After the roster wildness of 2021, we have returned to normal from a production standpoint. From 2014 through 2020 (the years for which I have compiled full data), teams averaged a returning production figure of 62.6%. It spiked to 76.4% last season, with so many extra players returning for their bonus year of eligibility; in 2022, that national average is … 62.6%.
It’s much, much lower for Nevada though. Conference mates Hawaii and Wyoming, too.
Here are the 10 lowest returning production percentages that I have recorded to date:
1. 2022 Nevada (22%)
2. 2015 Kansas (25%)
3. 2017 Air Force (27%)
4. 2022 Hawaii (27%)
5. 2020 Air Force (30%)
6. 2019 UAB (32%)
7. 2016 Ohio State (32%)
8. 2020 LSU (34%)
9. 2022 Wyoming (35%)
10. 2016 Cal (35%)
Ohio State remained excellent in 2016 despite the heavy turnover, and while UAB regressed in 2019, the Blazers still managed to reach the Conference USA championship for a second straight year. It’s possible to avoid total collapse when you fall this far on the returning production list. It’s not likely, though.

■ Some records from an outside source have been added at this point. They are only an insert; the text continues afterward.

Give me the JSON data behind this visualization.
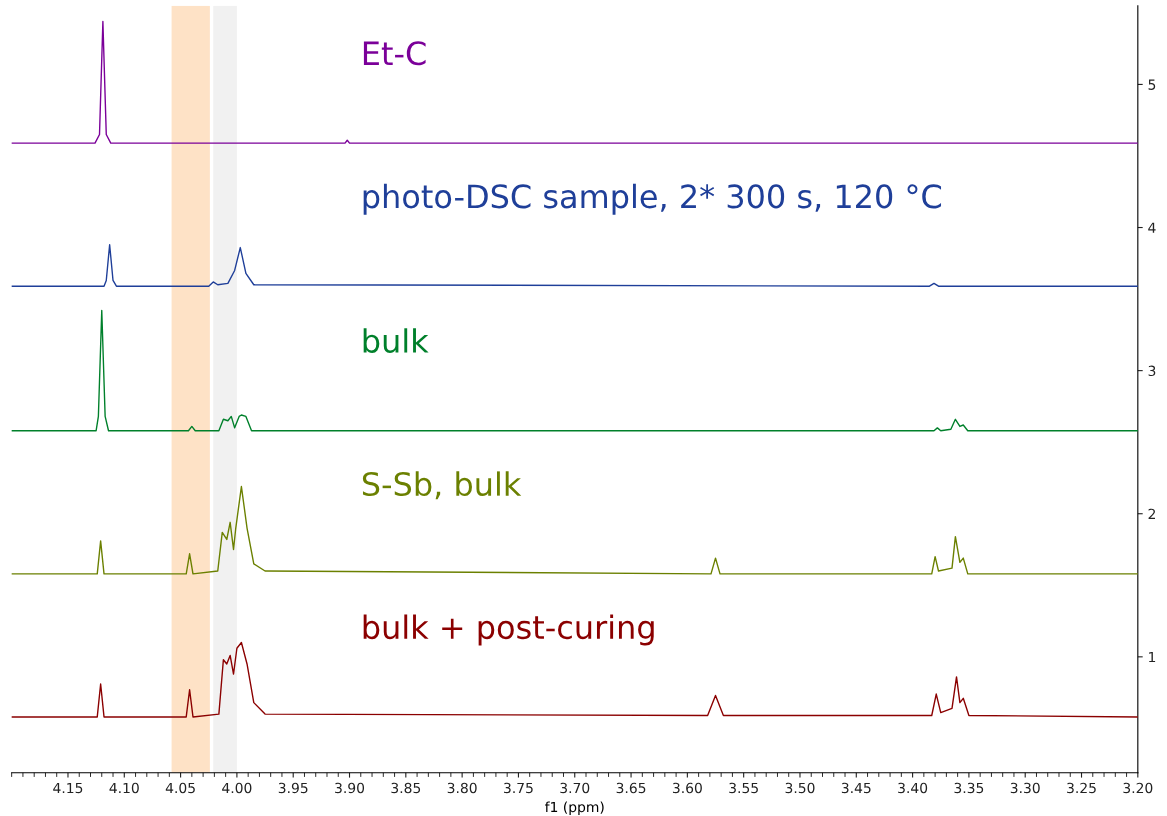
{
  "chart_data": {
    "type": "line",
    "xlabel": "f1 (ppm)",
    "xlim": [
      4.2,
      3.2
    ],
    "xticks": [
      4.15,
      {
        "value": 4.1,
        "label": "4.10"
      },
      4.05,
      {
        "value": 4.0,
        "label": "4.00"
      },
      3.95,
      {
        "value": 3.9,
        "label": "3.90"
      },
      3.85,
      {
        "value": 3.8,
        "label": "3.80"
      },
      3.75,
      {
        "value": 3.7,
        "label": "3.70"
      },
      3.65,
      {
        "value": 3.6,
        "label": "3.60"
      },
      3.55,
      {
        "value": 3.5,
        "label": "3.50"
      },
      3.45,
      {
        "value": 3.4,
        "label": "3.40"
      },
      3.35,
      {
        "value": 3.3,
        "label": "3.30"
      },
      3.25,
      {
        "value": 3.2,
        "label": "3.20"
      }
    ],
    "ylim": [
      0.19,
      5.55
    ],
    "yticks": [
      1,
      2,
      3,
      4,
      5
    ],
    "grid": false,
    "legend": false,
    "marker": "none",
    "line_style": "solid",
    "bands": [
      {
        "axis": "x",
        "from": 4.058,
        "to": 4.024,
        "color": "#fdbf80"
      },
      {
        "axis": "x",
        "from": 4.021,
        "to": 4.0,
        "color": "#e0e0e0"
      }
    ],
    "series": [
      {
        "name": "Et-C",
        "color": "#7b0099",
        "x": [
          4.2,
          4.126,
          4.122,
          4.119,
          4.116,
          4.112,
          3.904,
          3.902,
          3.9,
          3.2
        ],
        "values": [
          4.59,
          4.59,
          4.65,
          5.44,
          4.65,
          4.59,
          4.59,
          4.61,
          4.59,
          4.59
        ]
      },
      {
        "name": "photo-DSC sample, 2* 300 s, 120 °C",
        "color": "#1f3f99",
        "x": [
          4.2,
          4.118,
          4.116,
          4.113,
          4.11,
          4.107,
          4.025,
          4.021,
          4.017,
          4.008,
          4.002,
          3.997,
          3.992,
          3.985,
          3.385,
          3.381,
          3.377,
          3.2
        ],
        "values": [
          3.59,
          3.59,
          3.63,
          3.88,
          3.63,
          3.59,
          3.59,
          3.62,
          3.6,
          3.61,
          3.7,
          3.86,
          3.68,
          3.6,
          3.59,
          3.61,
          3.59,
          3.59
        ]
      },
      {
        "name": "bulk",
        "color": "#00802b",
        "x": [
          4.2,
          4.125,
          4.123,
          4.12,
          4.117,
          4.114,
          4.043,
          4.04,
          4.037,
          4.016,
          4.012,
          4.008,
          4.005,
          4.002,
          3.998,
          3.996,
          3.992,
          3.987,
          3.381,
          3.378,
          3.375,
          3.366,
          3.362,
          3.358,
          3.355,
          3.351,
          3.2
        ],
        "values": [
          2.58,
          2.58,
          2.68,
          3.42,
          2.68,
          2.58,
          2.58,
          2.61,
          2.58,
          2.58,
          2.66,
          2.65,
          2.68,
          2.6,
          2.68,
          2.69,
          2.68,
          2.58,
          2.58,
          2.6,
          2.58,
          2.59,
          2.66,
          2.61,
          2.62,
          2.58,
          2.58
        ]
      },
      {
        "name": "S-Sb, bulk",
        "color": "#6b8000",
        "x": [
          4.2,
          4.124,
          4.121,
          4.118,
          4.045,
          4.042,
          4.039,
          4.017,
          4.013,
          4.009,
          4.006,
          4.003,
          4.001,
          3.996,
          3.991,
          3.985,
          3.975,
          3.579,
          3.575,
          3.571,
          3.383,
          3.38,
          3.377,
          3.365,
          3.362,
          3.358,
          3.355,
          3.351,
          3.2
        ],
        "values": [
          1.58,
          1.58,
          1.81,
          1.58,
          1.58,
          1.72,
          1.58,
          1.6,
          1.87,
          1.82,
          1.94,
          1.75,
          1.9,
          2.19,
          1.9,
          1.65,
          1.6,
          1.58,
          1.69,
          1.58,
          1.58,
          1.7,
          1.6,
          1.62,
          1.84,
          1.66,
          1.69,
          1.58,
          1.58
        ]
      },
      {
        "name": "bulk + post-curing",
        "color": "#8b0000",
        "x": [
          4.2,
          4.124,
          4.121,
          4.118,
          4.045,
          4.042,
          4.039,
          4.016,
          4.012,
          4.009,
          4.006,
          4.003,
          4.0,
          3.996,
          3.991,
          3.985,
          3.975,
          3.582,
          3.575,
          3.568,
          3.383,
          3.379,
          3.375,
          3.365,
          3.361,
          3.358,
          3.355,
          3.35,
          3.2
        ],
        "values": [
          0.58,
          0.58,
          0.81,
          0.58,
          0.58,
          0.77,
          0.58,
          0.6,
          0.98,
          0.95,
          1.01,
          0.88,
          1.06,
          1.1,
          0.95,
          0.68,
          0.6,
          0.59,
          0.73,
          0.59,
          0.59,
          0.74,
          0.61,
          0.64,
          0.86,
          0.68,
          0.71,
          0.59,
          0.58
        ]
      }
    ]
  }
}
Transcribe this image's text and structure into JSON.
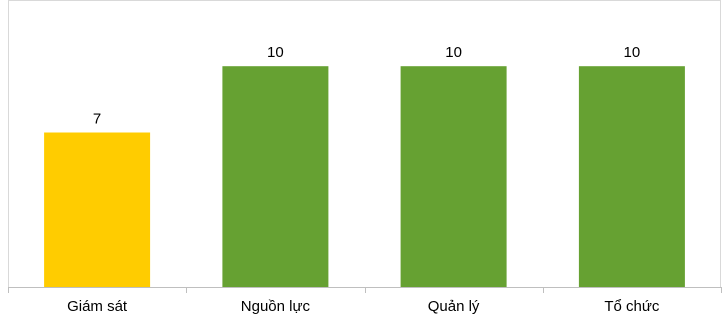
{
  "chart_data": {
    "type": "bar",
    "categories": [
      "Giám sát",
      "Nguồn lực",
      "Quản lý",
      "Tổ chức"
    ],
    "values": [
      7,
      10,
      10,
      10
    ],
    "data_labels": [
      "7",
      "10",
      "10",
      "10"
    ],
    "bar_colors": [
      "#ffcc00",
      "#66a132",
      "#66a132",
      "#66a132"
    ],
    "ylim": [
      0,
      13
    ],
    "title": "",
    "xlabel": "",
    "ylabel": "",
    "grid": false,
    "legend": "none"
  }
}
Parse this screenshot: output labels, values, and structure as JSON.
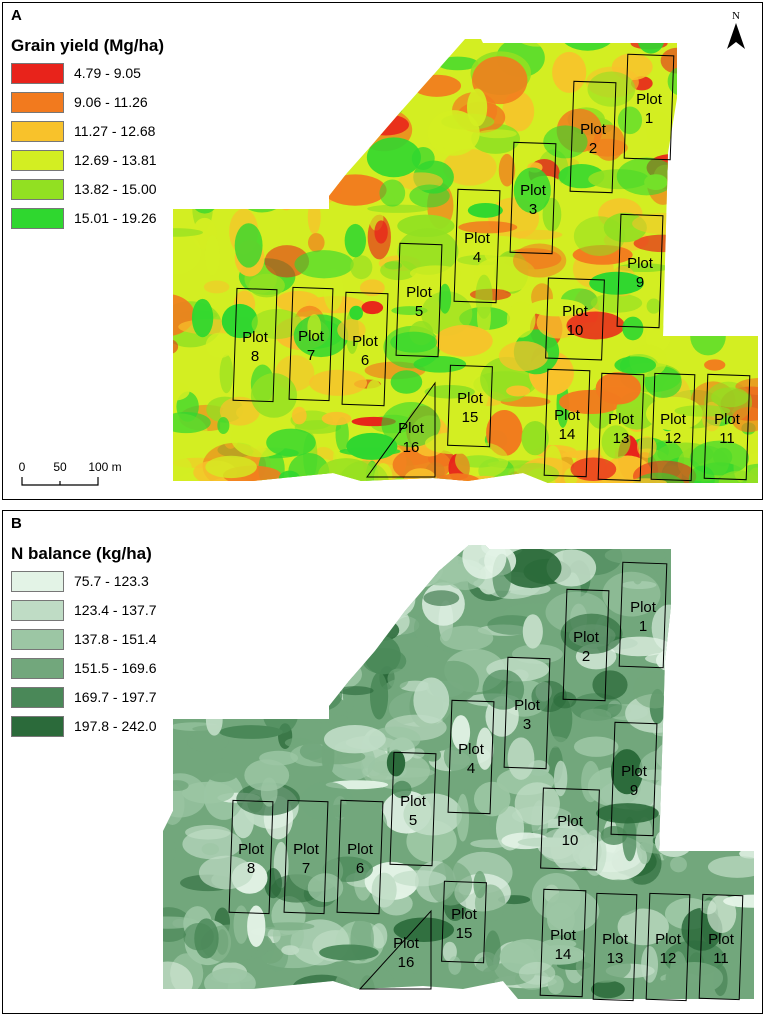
{
  "panels": [
    {
      "id": "A",
      "letter": "A",
      "legend_title": "Grain yield (Mg/ha)",
      "legend": [
        {
          "range": "4.79 - 9.05",
          "color": "#e8231b"
        },
        {
          "range": "9.06 - 11.26",
          "color": "#f27a1e"
        },
        {
          "range": "11.27 - 12.68",
          "color": "#f8c22b"
        },
        {
          "range": "12.69 - 13.81",
          "color": "#d3ee22"
        },
        {
          "range": "13.82 - 15.00",
          "color": "#92e022"
        },
        {
          "range": "15.01 - 19.26",
          "color": "#2fd72f"
        }
      ],
      "north_label": "N",
      "scale_labels": [
        "0",
        "50",
        "100 m"
      ]
    },
    {
      "id": "B",
      "letter": "B",
      "legend_title": "N balance (kg/ha)",
      "legend": [
        {
          "range": "75.7 - 123.3",
          "color": "#e3f3e6"
        },
        {
          "range": "123.4 - 137.7",
          "color": "#bfdcc5"
        },
        {
          "range": "137.8 - 151.4",
          "color": "#9cc6a4"
        },
        {
          "range": "151.5 - 169.6",
          "color": "#72a77c"
        },
        {
          "range": "169.7 - 197.7",
          "color": "#4a8858"
        },
        {
          "range": "197.8 - 242.0",
          "color": "#2b6a3a"
        }
      ]
    }
  ],
  "plot_word": "Plot",
  "plots": [
    "1",
    "2",
    "3",
    "4",
    "5",
    "6",
    "7",
    "8",
    "9",
    "10",
    "11",
    "12",
    "13",
    "14",
    "15",
    "16"
  ]
}
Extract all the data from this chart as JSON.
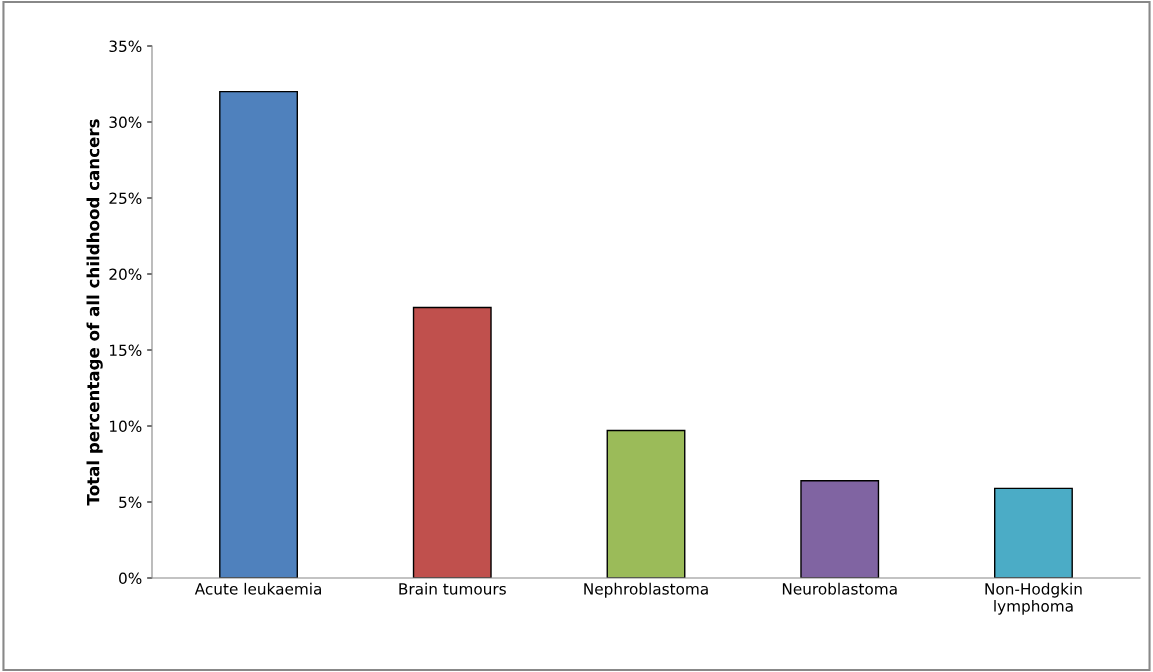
{
  "chart_data": {
    "type": "bar",
    "ylabel": "Total percentage of all childhood cancers",
    "categories": [
      "Acute leukaemia",
      "Brain tumours",
      "Nephroblastoma",
      "Neuroblastoma",
      "Non-Hodgkin\nlymphoma"
    ],
    "values": [
      32.0,
      17.8,
      9.7,
      6.4,
      5.9
    ],
    "colors": [
      "#4f81bd",
      "#c0504d",
      "#9bbb59",
      "#8064a2",
      "#4bacc6"
    ],
    "ylim": [
      0,
      35
    ],
    "yticks": [
      {
        "value": 0,
        "label": "0%"
      },
      {
        "value": 5,
        "label": "5%"
      },
      {
        "value": 10,
        "label": "10%"
      },
      {
        "value": 15,
        "label": "15%"
      },
      {
        "value": 20,
        "label": "20%"
      },
      {
        "value": 25,
        "label": "25%"
      },
      {
        "value": 30,
        "label": "30%"
      },
      {
        "value": 35,
        "label": "35%"
      }
    ],
    "grid": false,
    "legend": false
  }
}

On average, the seven non-2022 teams on the list above went from a 0.753 win percentage the previous year to a 0.481 and fell from an average SP+ ranking of 41.6 to 64.0. Nevada, Wyoming and Hawaii all achieved bowl eligibility in 2021 and averaged a 76.7 ranking between them; this year, they combine for an average ranking of 116.7 and an average win total of 4.3.